My wife was born in Iran. There, she says, a whitelist of accepted names is maintained. When you have a baby, you pick a name out of this book, full stop. There is an exception process where you can ask the authorities to approve a name that’s not listed, but she says it’s arduous and rarely results in an approval.
(This feels like a new topic, branching away from the OP, so if anyone wants to follow up in a new thread, I’ll add more detail there.)
Yes, emphasis is difficult because it is irregular where you wouldn’t expect it. For instance, only quite recently I noticed how AD-mirable and for-MI-dable are pronounced, in contrast to the French where it would all be admiRAble and formiDAble (and of course ‘able’ is pronounced differently as well, but that is not the point).
A further complication is the difference between British and American English, as well as when colloquialisms and common sayings are appropriate. Some expressions may be dated, or only used in American movies, or only academic. If you are exposed to a lot of different examples of English from movies, novels, professional writing, you may not always recall the exact context or cannot judge the appropriateness when you think of an Engilsh expression or word that covers what you want to convey. I presume that native speakers do this selection process without thinking about it.
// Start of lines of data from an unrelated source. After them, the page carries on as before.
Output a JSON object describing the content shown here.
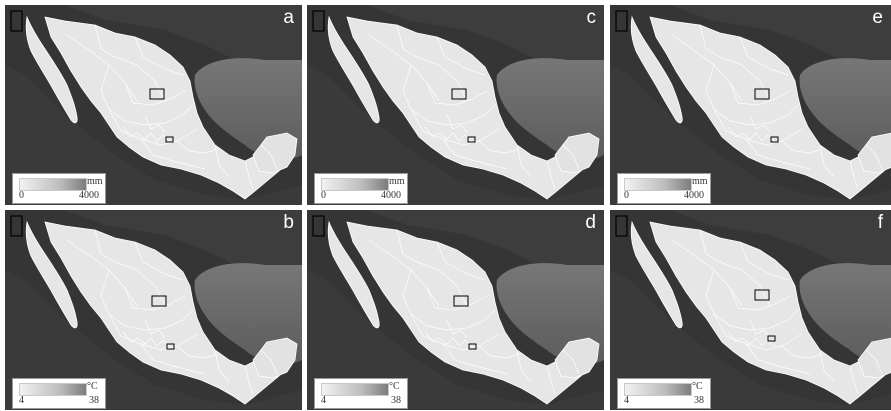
{
  "panels": [
    {
      "letter": "a",
      "legend": {
        "unit": "mm",
        "min": "0",
        "max": "4000"
      }
    },
    {
      "letter": "c",
      "legend": {
        "unit": "mm",
        "min": "0",
        "max": "4000"
      }
    },
    {
      "letter": "e",
      "legend": {
        "unit": "mm",
        "min": "0",
        "max": "4000"
      }
    },
    {
      "letter": "b",
      "legend": {
        "unit": "°C",
        "min": "4",
        "max": "38"
      }
    },
    {
      "letter": "d",
      "legend": {
        "unit": "°C",
        "min": "4",
        "max": "38"
      }
    },
    {
      "letter": "f",
      "legend": {
        "unit": "°C",
        "min": "4",
        "max": "38"
      }
    }
  ],
  "colors": {
    "background": "#2f2f2f",
    "ocean": "#6b6b6b",
    "land": "#e6e6e6",
    "boundary": "#ffffff",
    "inset_box": "#000000"
  },
  "icons": [
    "study-area-rectangle",
    "state-boundaries",
    "color-ramp-legend"
  ]
}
They certainly are more likely to get the “WTF did you just say???” treatment than a foreigner who might be expected and tolerated to talk funny. The more exposure to the local vernacular, the more likely to understand what “fits”.
Brings to mind a practical joker I worked with who liked to eat a tin of sardines at lunch. Sometimes he’d hide the empty tin in someone’s desk drawer to see how long before they noticed.
The fellow from Hong Kong had been subject to this at least once, so when one of the ladies sniffs and says “what smells like fish??” he replied “Have you checked your drawers?” When everyone laughed heartily, he grabbed his dictionary to see what was so funny.
(Basically, “drawers” is a fairly anachronistic expression for underwear that is almost never used in conversation, but not so anachronistic that native English speakers haven’t encountered it often enough to make the connection.)
Another thing English learners have trouble with is word order in questions, and the need to add a helping verb (and to use an uninflected form of the main verb).
I’ve been listening to “The History of English Podcast” (Thanks @Qadgop_the_Mercotan) and he mentions how much more important word order is in English compared to other languages.
This topic has made me ponder “once”. We say “I will do that once I am done this…” which is not really what once means. it’s colloquially standing in for “when”. I assume a lot of languages have these sort quirks with certain words, and also the exact same usage of “once” does not carry over in other languages? Or is this something that crept into English surreptitiously once upon a time?
It’s not that big a semantic shift. “Once” means “on one occasion” (as opposed to “on multiple occasions”) and therefore can also mean “on an occasion” (as opposed to “on no occasion”). So “X will happen once Y happens” means “X will happen when Y has happened; X won’t happen unless Y has happened”.
It’s a very old usage; OED has instances goind back to the thirteenth century.
That’s entry 4 here: once as a conjunction meaning “at the moment when” or “as soon as.” It sounds completely natural to me. What strikes me as weird is when (older British) writers use the word “directly” in this way (i.e. as a conjunction rather than an adverb).
In addition to questions, English requires an auxiliary verb in simple statements.
Consider, what does “He eats the cookies” really mean? It means that eating the cookies is a regular occurrence for him, that it’s something that he does very often.
If we want to talk about what he is doing at this very moment, we have to say “He is eating the cookies.”
That’s a weird little quirk of English that most of us don’t think about very often. English does not use the simple present tense to describe events happening in the present. We have to use a form of “to be” plus the present participle of the verb. It’s called present progressive or present continuous, and most other languages don’t do it that way.
Another issue with English is how suffixes change pronunciation. FI-nal becomes fi-NAL-ity, moving the accent but in FI-nal-ly the accent remains on the first syllable. The reason, so I’m told, is that -ly is a Germanic suffix while -ity is French/Latin. The latter move accents, while the former do not.
French also has kind of odd negation with the ne … pas construction for negation. (I know you said “most,” but it’s kind of interesting to see how other languages negate.)
In some other languages, negation may play with the case of the noun being negated (Polish: I have a book Mam książkę I don’t have a book Nie mam książki) or split up a splittable verb in the negated sense (Hungarian: I enter the room. Belépek a szóbaba I don’t enter the room: Nem lépek be a szóbaba.)
There’s probably other languages that do unexpected things with negation, but those are from ones I know.